Clark Railworks has opened pre-orders for its new OO-gauge LMS 42ft General Utility Van, with the first models due in early 2027. The launch range is wide enough to cover the van’s whole working life, from LMS service through British Railways ownership and into departmental use.
That matters because the prototype was never a one-note vehicle. The LMS built 240 of these 42ft bogie vans between 1933 and 1937 at Derby and Wolverton Works, to Diagram D1870, and they were classed as non-passenger carrying coaching stock. They worked in dedicated parcels trains and passenger services across the LMS network, then lingered on under British Railways in crimson, maroon and blue, while others were turned over to breakdown trains, steam crane support and static stores.
Clark Railworks is splitting that history across eight liveries in the opening batch. The range includes LMS lined crimson lake, BR plain crimson, BR lined maroon, BR blue, BR Gulf Red, BR Departmental Yellow, BR Departmental Blue and BR crimson and cream. That gives the model immediate usefulness for anyone building parcels formations, mixed coaching stock, or later-era departmental consists, and it also makes the first batch the one most likely to capture the more unusual end of the prototype’s career.

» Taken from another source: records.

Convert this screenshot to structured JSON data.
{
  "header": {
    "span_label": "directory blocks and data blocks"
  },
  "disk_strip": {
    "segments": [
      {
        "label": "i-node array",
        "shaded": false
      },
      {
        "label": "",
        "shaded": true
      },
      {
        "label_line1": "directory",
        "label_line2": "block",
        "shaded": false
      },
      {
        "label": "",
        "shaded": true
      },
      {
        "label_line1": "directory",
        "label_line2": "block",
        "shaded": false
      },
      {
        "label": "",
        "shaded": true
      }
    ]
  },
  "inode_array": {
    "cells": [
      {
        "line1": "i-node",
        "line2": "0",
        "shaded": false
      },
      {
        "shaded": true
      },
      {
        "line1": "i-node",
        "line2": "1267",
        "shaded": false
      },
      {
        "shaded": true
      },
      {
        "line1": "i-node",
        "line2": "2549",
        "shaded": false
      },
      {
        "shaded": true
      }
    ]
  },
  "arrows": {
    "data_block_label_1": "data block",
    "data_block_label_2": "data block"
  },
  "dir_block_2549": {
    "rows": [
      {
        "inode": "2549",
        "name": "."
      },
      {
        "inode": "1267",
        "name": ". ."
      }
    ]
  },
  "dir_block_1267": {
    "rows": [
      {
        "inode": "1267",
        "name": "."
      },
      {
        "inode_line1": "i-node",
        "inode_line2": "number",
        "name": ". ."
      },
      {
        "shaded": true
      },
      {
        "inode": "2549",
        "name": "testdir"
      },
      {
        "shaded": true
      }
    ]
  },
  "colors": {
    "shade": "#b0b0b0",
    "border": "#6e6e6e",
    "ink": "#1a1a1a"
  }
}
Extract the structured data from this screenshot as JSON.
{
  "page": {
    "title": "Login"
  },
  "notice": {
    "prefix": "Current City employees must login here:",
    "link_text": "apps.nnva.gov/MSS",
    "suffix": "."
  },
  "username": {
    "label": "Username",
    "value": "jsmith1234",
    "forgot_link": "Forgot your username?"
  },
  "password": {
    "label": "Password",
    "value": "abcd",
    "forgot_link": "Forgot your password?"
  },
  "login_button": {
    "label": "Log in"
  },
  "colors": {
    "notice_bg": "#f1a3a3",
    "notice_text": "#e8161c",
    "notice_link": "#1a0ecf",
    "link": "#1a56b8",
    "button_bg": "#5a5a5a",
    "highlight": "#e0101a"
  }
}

The tooling package is pitched at serious stock buyers. Clark Railworks has specified multiple body and bogie toolings, variations in bodyside panelling, roof vents and bogie design, plus a die-cast chassis, weighted detailed bogies, brass axle bearings, a fully detailed underframe, sprung buffers, separable grab rails and roof fittings, removable NEM coupling pockets and EM/P4 compatibility. Decorated samples are due in autumn 2026, before production deliveries begin in early 2027.
The asking price is £75, which puts the van in the bracket where collectors can justify a representative batch of liveries without it turning into a major investment. For layouts that run parcels stock, early BR coaching stock or departmental trains, that price and specification make the van an easy fit. Three preserved examples remain in Scotland, so the class still has enough real-world visibility to anchor a model, even as the range pushes into the less common BR and departmental finishes.

For buyers weighing whether to wait, the key point is already clear: the first batch does not just cover the headline LMS look, it reaches across the van’s later life as well. That is what makes this release more than a single-era oddity, and why the launch batch is the one to watch if this niche prototype is going to have a place on your roster.